How Beijing is now rolling out large models across the country to address this urgent problem can already be studied in Shanghai. The metropolis has installed an “AI + Guangming Large Model.”
The large model "Guangming" uses multimodal cognition and dynamic decision-making capabilities. With its help, State Grid Shanghai Electric Power, the local grid operator, has built an entire ecosystem to coordinate supply and demand. Virtual power plants are also an important part of the design.
The AI has started to assist with grid regulation functions like peak shaving and valley filling, peak and frequency regulation, power flow congestion control, and fault handling, to name just a few. Most crucially, the system enables precise forecasting.

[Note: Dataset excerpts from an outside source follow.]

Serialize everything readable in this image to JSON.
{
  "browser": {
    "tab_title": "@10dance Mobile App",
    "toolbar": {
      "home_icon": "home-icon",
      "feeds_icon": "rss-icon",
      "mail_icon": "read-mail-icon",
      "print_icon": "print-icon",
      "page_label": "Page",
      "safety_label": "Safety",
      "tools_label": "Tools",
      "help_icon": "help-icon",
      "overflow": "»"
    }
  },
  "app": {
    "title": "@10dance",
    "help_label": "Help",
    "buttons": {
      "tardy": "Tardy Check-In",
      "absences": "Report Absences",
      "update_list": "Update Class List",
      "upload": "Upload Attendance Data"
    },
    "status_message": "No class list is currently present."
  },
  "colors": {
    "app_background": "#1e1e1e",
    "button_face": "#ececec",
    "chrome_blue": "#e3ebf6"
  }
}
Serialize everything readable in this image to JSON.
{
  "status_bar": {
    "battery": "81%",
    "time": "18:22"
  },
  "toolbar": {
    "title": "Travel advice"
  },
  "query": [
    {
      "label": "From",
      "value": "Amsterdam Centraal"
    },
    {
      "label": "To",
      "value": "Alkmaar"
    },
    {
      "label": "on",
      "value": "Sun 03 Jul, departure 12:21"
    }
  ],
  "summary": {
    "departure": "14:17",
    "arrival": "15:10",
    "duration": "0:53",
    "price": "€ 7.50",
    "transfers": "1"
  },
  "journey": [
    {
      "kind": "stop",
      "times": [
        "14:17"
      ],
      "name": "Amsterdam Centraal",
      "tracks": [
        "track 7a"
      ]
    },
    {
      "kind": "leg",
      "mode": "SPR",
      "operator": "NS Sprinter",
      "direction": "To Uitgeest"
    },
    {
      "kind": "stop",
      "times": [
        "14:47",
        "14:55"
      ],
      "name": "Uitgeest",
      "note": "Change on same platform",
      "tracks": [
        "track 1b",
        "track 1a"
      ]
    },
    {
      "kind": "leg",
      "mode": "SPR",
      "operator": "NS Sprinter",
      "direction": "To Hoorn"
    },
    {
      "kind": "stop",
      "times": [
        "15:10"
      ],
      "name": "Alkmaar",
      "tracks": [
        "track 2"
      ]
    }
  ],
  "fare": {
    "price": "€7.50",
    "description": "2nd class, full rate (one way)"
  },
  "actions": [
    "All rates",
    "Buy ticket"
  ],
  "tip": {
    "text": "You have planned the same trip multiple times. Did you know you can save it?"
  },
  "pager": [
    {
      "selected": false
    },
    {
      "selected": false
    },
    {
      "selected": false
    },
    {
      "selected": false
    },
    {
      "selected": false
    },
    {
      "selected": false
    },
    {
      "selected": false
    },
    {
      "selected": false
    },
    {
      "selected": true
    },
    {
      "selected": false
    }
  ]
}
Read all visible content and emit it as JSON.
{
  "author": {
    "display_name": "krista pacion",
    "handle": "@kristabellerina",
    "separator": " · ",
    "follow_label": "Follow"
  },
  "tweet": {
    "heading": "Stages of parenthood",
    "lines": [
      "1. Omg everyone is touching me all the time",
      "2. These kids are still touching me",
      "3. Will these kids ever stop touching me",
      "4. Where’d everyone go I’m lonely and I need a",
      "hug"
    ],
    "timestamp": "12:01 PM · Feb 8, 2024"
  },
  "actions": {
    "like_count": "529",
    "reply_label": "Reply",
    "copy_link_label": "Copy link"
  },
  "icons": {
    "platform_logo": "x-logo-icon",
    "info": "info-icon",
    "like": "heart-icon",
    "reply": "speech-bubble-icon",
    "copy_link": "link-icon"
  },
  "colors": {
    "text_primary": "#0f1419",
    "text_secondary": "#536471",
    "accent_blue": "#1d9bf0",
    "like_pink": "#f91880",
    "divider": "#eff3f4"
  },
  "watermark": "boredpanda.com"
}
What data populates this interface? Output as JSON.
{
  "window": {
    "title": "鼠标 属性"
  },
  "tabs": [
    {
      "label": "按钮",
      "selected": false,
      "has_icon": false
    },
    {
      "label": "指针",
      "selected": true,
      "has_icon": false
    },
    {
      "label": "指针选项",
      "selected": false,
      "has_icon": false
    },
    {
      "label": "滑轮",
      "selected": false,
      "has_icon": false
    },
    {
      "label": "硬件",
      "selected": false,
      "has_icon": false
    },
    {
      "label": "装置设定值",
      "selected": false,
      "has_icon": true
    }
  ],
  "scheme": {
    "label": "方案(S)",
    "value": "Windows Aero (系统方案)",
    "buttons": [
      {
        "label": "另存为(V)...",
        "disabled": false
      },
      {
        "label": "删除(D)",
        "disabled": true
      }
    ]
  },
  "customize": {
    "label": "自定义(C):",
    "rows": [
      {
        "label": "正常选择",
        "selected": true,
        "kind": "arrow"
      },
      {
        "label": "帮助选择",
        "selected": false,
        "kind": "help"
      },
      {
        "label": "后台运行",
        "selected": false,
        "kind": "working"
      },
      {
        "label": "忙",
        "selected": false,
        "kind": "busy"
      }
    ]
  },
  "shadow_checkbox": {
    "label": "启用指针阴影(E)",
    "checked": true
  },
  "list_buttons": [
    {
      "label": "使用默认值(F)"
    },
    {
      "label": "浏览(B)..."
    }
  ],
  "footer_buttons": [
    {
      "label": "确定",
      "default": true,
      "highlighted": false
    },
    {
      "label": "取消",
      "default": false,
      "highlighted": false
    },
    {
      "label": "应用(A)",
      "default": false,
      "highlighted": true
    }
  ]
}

So far, the new AI-assisted energy system has helped the city save more than RMB 8 billion (approximately USD 1.2 billion) and cut carbon emissions by 510,000 tonnes, according to local media reports.
AI offers enormous possibilities for the future of energy.
Now the country's planners are beginning to roll out this model nationwide. At the Integrated Smart Energy Conference held in Beijing on December 26, 2025, Lu Junling, Chief Economist of the National Energy Administration, called for a "deepening integration of artificial intelligence and energy".
In addition to the “ten replicable, promotable, and competitive pilot projects” planned under the national “AI+ Energy” programme by 2027, there is also a concrete milestone of “100 typical AI application scenarios” that provincial and local authorities must complete within the next two years.
"AI offers enormous possibilities for the future of energy and can play a critically important role", said Qian Zhimin, a leading official in charge of energy resources, in an interview with the official Xinhua News Agency this January.
China has only started to use AI for its energy system, Qian conceded. It is determined to make fast progress in the coming years, though.